Providing support through child care

  • Published
  • By Senior Airman Jaeda Tookes
  • 341st Missile Wing Public Affairs
January 23, President Trump signed a hiring freeze on government jobs, thus preventing child development centers across the Department of Defense from accepting new enrollments.

This has made PCSing military families search for child care even more complicated.

While some programs are affected by the hiring freeze the Family Child Care Program is still an option.

The FCC provides child care through licensed in-home providers during the day, through the night, on weekends and for abnormal work schedules for children ages 2 to 12 years old.

“I became an FCC provider, because I wanted to support the mission,” said Liz Arrexi, 341st Force Support Squadron FCC provider. “I am a wife to a missile cop, so I understand last minute schedule changes.”

Currently there are ten providers at Malmstrom and three going through the certification process. The base is looking for more people who will open their homes to child care and go through the process to become FCC providers.

“The FCC program is like a small business,” said Annie Steed, 341st Force Support Squadron family child coordinator and school age program coordinator. “The providers are able to make their own schedule.”

Providers have the opportunity to work from home and take care of their own children.

“Being able to be home with my son is one of the reasons I love this job,” Arrexi said. “I also love watching the children I care for grow and learn each day.”

Providers are in control of making their own schedules for daily activities.

“The main goal of the program is to provide a home environment for the children, so the learning is not so facilitated,” Arrexi said. “In a normal daycare the children would be split into different age groups, whereas here I can have different ages.”

Each home is monitored on a monthly basis by the FCC coordinator, and can also have unannounced visits from fire, safety, public health and other related base agencies.

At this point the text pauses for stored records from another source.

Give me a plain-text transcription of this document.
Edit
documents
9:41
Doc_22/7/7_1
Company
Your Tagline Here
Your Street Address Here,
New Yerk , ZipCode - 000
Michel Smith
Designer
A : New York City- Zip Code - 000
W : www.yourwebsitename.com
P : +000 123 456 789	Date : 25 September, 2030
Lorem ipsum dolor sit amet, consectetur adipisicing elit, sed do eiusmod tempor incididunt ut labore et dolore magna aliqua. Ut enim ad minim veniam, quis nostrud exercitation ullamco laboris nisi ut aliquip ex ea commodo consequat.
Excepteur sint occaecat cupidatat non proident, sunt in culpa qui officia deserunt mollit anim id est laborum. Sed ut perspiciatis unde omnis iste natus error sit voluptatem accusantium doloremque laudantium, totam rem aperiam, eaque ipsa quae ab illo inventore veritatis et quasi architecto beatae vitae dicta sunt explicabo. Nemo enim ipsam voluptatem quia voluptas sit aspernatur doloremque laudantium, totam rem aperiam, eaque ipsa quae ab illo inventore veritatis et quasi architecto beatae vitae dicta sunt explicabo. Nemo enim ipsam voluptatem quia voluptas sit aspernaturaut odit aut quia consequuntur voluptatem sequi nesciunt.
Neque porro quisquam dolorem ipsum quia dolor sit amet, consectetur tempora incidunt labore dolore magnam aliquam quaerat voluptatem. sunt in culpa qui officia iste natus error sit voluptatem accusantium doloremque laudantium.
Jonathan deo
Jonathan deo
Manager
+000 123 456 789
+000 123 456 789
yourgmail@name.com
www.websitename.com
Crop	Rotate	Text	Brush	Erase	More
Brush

“We practice fire drills and go over what to do in case of a fire,” Arrexi said. “As an FCC provider I had to go through an extensive background check before I was able to open my home to children.”

To be an FCC provider a degree is not required, but the provider must be 18 years of age and possess a high school diploma.

“Providers are also required to go through orientation and extensive training on how to care for infants and children provided by the Department of Defense,” Steed said. “Being an FCC provider is a really a good opportunity and I wish more people would volunteer.”